Azul como la llama convulsa que devora
la mirra alucinante de la orgía sagrada,
parece que de todo lo azul fuese formada
la veste que te ciñe sensual y triunfadora.

De cálidas neblinas irrigan un paisaje
fugaz y caprichoso los visos de tu traje;
el aire entre sus pliegues tornasola suspiros ...

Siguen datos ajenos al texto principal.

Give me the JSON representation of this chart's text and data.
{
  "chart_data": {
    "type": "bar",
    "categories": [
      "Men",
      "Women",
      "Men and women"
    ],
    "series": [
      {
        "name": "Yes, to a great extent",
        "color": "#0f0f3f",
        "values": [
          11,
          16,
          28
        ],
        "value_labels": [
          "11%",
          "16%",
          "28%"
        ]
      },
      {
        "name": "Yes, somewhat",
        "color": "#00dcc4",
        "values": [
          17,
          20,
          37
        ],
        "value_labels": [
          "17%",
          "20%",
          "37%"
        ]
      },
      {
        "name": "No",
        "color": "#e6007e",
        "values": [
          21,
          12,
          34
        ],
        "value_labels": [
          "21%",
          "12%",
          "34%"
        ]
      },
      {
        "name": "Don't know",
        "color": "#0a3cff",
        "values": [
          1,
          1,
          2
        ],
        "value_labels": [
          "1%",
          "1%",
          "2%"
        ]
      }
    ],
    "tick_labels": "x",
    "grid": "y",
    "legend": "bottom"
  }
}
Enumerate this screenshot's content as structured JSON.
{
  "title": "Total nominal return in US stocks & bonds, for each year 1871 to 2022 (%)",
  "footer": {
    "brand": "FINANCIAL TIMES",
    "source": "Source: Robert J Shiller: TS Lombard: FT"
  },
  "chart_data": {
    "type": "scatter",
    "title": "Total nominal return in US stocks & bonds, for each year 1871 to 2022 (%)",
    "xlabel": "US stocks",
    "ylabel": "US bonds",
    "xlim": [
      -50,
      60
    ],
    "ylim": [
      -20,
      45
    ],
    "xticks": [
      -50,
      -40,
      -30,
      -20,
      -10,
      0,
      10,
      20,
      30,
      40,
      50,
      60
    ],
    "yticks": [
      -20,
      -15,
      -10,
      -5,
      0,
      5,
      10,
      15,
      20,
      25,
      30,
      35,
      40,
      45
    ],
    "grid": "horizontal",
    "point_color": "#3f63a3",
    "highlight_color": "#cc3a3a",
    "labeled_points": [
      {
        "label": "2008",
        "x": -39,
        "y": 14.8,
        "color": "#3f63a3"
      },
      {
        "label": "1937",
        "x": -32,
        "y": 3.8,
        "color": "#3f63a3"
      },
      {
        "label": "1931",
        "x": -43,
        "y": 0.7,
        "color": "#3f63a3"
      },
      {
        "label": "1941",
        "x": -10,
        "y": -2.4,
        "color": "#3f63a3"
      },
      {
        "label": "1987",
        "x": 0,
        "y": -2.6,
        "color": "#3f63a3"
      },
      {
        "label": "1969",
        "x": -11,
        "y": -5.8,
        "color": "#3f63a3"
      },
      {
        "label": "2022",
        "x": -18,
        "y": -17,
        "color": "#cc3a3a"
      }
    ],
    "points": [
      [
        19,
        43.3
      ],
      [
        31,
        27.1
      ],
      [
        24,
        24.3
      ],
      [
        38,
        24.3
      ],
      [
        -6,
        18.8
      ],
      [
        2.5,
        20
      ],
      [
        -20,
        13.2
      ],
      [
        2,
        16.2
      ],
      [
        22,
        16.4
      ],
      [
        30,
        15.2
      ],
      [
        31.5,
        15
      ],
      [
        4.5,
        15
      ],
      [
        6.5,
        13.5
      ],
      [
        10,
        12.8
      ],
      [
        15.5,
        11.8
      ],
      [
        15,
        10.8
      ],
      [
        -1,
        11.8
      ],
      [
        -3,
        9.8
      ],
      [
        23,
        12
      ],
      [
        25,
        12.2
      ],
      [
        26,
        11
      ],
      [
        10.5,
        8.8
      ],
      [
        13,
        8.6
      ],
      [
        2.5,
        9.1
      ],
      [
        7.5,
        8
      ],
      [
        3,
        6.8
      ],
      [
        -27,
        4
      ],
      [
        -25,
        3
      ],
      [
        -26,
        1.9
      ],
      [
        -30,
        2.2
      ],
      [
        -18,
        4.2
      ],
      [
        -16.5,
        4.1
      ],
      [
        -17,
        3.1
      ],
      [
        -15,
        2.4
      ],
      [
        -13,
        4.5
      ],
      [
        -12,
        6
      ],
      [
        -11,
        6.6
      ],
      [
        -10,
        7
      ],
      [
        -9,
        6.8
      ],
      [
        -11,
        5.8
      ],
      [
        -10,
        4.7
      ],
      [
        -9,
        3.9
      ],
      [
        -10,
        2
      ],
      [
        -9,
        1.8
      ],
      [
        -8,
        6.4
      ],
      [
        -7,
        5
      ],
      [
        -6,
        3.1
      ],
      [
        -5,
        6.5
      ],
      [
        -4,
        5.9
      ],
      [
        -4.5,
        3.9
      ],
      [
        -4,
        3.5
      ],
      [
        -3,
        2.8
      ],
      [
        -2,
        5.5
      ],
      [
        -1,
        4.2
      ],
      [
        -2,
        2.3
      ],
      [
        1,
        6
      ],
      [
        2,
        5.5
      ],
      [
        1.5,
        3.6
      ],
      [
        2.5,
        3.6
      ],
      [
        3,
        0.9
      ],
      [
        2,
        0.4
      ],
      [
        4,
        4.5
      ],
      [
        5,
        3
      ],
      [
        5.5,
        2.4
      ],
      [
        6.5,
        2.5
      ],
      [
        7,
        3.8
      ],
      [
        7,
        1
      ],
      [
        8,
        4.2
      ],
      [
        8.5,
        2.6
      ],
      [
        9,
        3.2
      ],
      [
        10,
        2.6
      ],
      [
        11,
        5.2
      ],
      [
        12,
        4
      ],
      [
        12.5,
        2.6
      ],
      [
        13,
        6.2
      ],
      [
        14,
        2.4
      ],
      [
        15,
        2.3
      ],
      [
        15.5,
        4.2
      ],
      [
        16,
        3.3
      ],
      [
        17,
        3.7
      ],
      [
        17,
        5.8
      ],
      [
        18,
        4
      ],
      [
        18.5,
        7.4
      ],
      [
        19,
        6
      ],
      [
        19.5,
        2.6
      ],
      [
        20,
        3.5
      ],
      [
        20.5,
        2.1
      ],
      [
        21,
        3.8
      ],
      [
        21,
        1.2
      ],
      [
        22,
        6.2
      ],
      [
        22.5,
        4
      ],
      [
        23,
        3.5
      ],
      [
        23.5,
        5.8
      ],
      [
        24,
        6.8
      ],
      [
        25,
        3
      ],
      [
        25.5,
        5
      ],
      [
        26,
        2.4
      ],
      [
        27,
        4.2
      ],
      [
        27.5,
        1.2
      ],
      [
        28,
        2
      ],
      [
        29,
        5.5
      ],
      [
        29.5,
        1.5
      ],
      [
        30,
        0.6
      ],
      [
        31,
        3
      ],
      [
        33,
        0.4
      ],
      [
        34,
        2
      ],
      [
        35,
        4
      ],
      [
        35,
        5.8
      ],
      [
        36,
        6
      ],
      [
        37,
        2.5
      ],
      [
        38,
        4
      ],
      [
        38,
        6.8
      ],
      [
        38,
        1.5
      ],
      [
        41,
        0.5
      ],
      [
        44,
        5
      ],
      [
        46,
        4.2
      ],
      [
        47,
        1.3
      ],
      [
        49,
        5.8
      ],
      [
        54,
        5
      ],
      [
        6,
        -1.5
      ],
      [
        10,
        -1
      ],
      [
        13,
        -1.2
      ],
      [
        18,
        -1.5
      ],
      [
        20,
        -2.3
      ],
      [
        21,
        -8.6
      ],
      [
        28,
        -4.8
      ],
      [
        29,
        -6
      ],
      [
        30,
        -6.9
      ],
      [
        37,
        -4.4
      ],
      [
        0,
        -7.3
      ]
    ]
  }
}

Y bajo la tormenta que aviva el sortilegio,
tu cuerpo resplandece, desnudo, lácteo, egregio,
prisionero en un móvil palacio de zafiros.


Diafanidad

Sereno el esplendor de nuestro júbilo
en la urdimbre de oros vesperales;
lino tus manos, sedas el murmullo
de la canción y la ternura errantes.

Callada melodía del coloquio...
Mi corazón, nostálgico velamen;
tu corazón, velero migratorio,
mecidos al arrullo del instante.

Y los deseos como rosas vagas,
y la caricia como una ave ciega,
dulcemente quedándose asomadas
a ti como al brocal de una cisterna.

Toda distante, toda en mí te llevo;
dora la bruma tu presencia cándida,
y sobre el césped de un azul silencio
la noche compasiva nos enlaza.


Niebla

Te llevo toda en mí, forma y sustancia
susurrante dulzor, roce de sueño,
susurrante dulzor, roce de sueño,
hálito floreal de tu distancia.

Abre el día en tu cálido diseño
y la noche en tu nómade fragancia
te llevo toda en mí, roja fragancia
del propio corazón trocado en leño.

Voy en redor de ti; como la niebla
-fervor del valle que el estío puebla-
floto sobre el perfil de tu hermosura.

Te llevo toda en mí; de luna y brisa
tu inmarchitable forma diafaniza
el sombrío esplendor de mi ventura.


¿A qué?

"Ya perdieron su arrullo los ocasos
y los abismos florecieron huesos".
                         Matilde Espinosa


A qué llevar hacia el azul los pasos;
a qué nombrar las cosas dulcemente,
si para la penumbra confidente
«ya perdieron su arrullo los ocasos».

A qué entreabrir los sitibundos besos;
a qué dejar la rosa en la ventana...
Bajó desde los cielos lumbre vana
«y los abismos florecieron huesos».

A qué mecer la tarde entre los brazos,
ni sentarse a la orilla de la fuente,
si en el sordo rugido del torrente
«ya perdieron su arrullo los ocasos».

Inútiles ya todos los regresos,
divaguen en la sombra nuestros pasos
«ya perdieron su arrullo los ocasos
y los abismos florecieron huesos».

Carlos López Narváez
Popayán 1897- 1971 Bogotá

Hijo de un telegrafista. Estudió en colegios regentados por religiosos con Guillermo Valencia y Rafael Maya. Cursó Derecho en la Universidad del Cauca.
Académico, catedrático en universidades y colegios, Director de Extensión Cultural de la Universidad Nacional, Director de la Radiodifusora Nacional, funcionario de los Ministerios de Educación y de Relaciones Exteriores, ejecutivo de importantes multinacionales y diplomático en los Estados Unidos y Francia. Amaba profundamente la cultura, a ella sirvió a lo largo de su vida en los diferentes cargos que desempeñó. Miembro de la Academia de la Lengua. Prosista, y gran  traductor de textos de Beaudelaire, Proudhomme, Valery, Leconte de Lisle, Armand Godoy, Henry Barbusse entre otros.